The ability to reduce risk and recover quickly following an attack can be improved when manufacturers build resilience within their organisations. Resilience is the greatest asset that any organisation can have, and in the context of cyber-risk is particularly important – cyber-risk evolves so quickly that it is almost impossible to protect against every single threat.
The benefits of building cyber resilience are multi-faceted. This is because increased scrutiny from the public and media will be present due to the upcoming implementation of the European Union’s (EU) General Data Protection Regulation (GDPR). This could potentially amplify any reputational loss suffered following a cyber-attack.
There are a variety of steps that manufacturers can take to reduce cyber-risk in their facilities. These include:
- Training employees to ensure they are aware of how to avoid phishing and other email-based attacks – phishing attacks are one of the most common methods for external actors to gain access to a system.
- Ensuring that computer systems and other internet-connected devices are always updated with the latest patches and security features. Malware programmes are often deployed once a security-weak device has been compromised, enabling programmes to gain control over facilities through only one network-connected device.
- Conducting a thorough review of physical security at facilities. Whilst unsophisticated, an unauthorised individual who gains access to a server room could use the opportunity to steal intellectual property or damage equipment. Only select, vetted, individuals should have access to sensitive systems, and all external contractors should undergo sufficient background checks before being allowed on-site.
- Creating back-ups of valuable data off-site may help facilities to recover and begin operating normally as quickly as possible if data is corrupted or destroyed in a cyber-attack.
- Installing manual overrides for valuable pieces of machinery, so that if a cyber-attack does occur, the machinery could be de-activated before it causes damage to itself or other pieces of equipment, or employees.
Additionally, manufacturers should also create business continuity plans detailing the preferred response processes in the event of a cyber-attack. Continuity plans should highlight how relevant stakeholders, such as suppliers and customers, are contacted, how necessary back-up machinery should be acquired or utilised, as well as how employees should react. An appropriate plan could help the manufacturer create resilience, reducing the recovery time required following a cyber-attack.
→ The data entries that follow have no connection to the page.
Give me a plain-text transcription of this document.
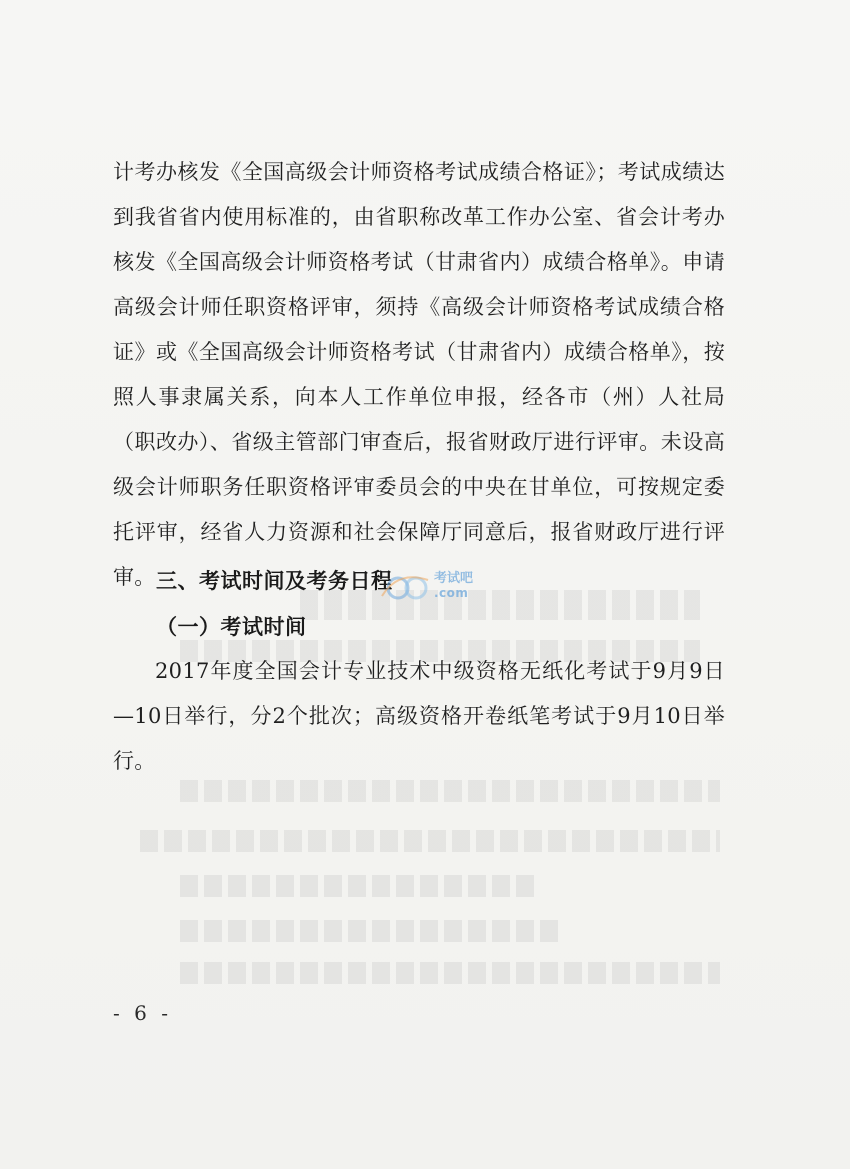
计考办核发《全国高级会计师资格考试成绩合格证》；考试成绩达到我省省内使用标准的，由省职称改革工作办公室、省会计考办核发《全国高级会计师资格考试（甘肃省内）成绩合格单》。申请高级会计师任职资格评审，须持《高级会计师资格考试成绩合格证》或《全国高级会计师资格考试（甘肃省内）成绩合格单》，按照人事隶属关系，向本人工作单位申报，经各市（州）人社局（职改办）、省级主管部门审查后，报省财政厅进行评审。未设高级会计师职务任职资格评审委员会的中央在甘单位，可按规定委托评审，经省人力资源和社会保障厅同意后，报省财政厅进行评审。 三、考试时间及考务日程	考试吧
.com
（一）考试时间

2017年度全国会计专业技术中级资格无纸化考试于9月9日—10日举行，分2个批次；高级资格开卷纸笔考试于9月10日举行。

- 6 -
Finally, manufacturers should partner with an insurer with the understanding of the risks faced within manufacturing facilities. Ideally, the insurer should be able to assess and process claims quickly to help to ensure that policyholders have the required capital to recover from a cyber breach – something that is particularly important when the cyber-attack has caused property damage and resulted in business interruption.
Benedict McKenna is the Vice President and Operations Claims Manager of London Operations at FM Global.
At FM Global we believe that resilient businesses are successful ones. Whilst cyber-attacks are evolving quickly, manufacturers should be aware that there are many steps that can be taken to mitigate the damage these attacks can cause. These steps will build resilience, allowing the manufacturer to recover quickly, minimising disruption, loss of revenue, and reputational shock over the long-term.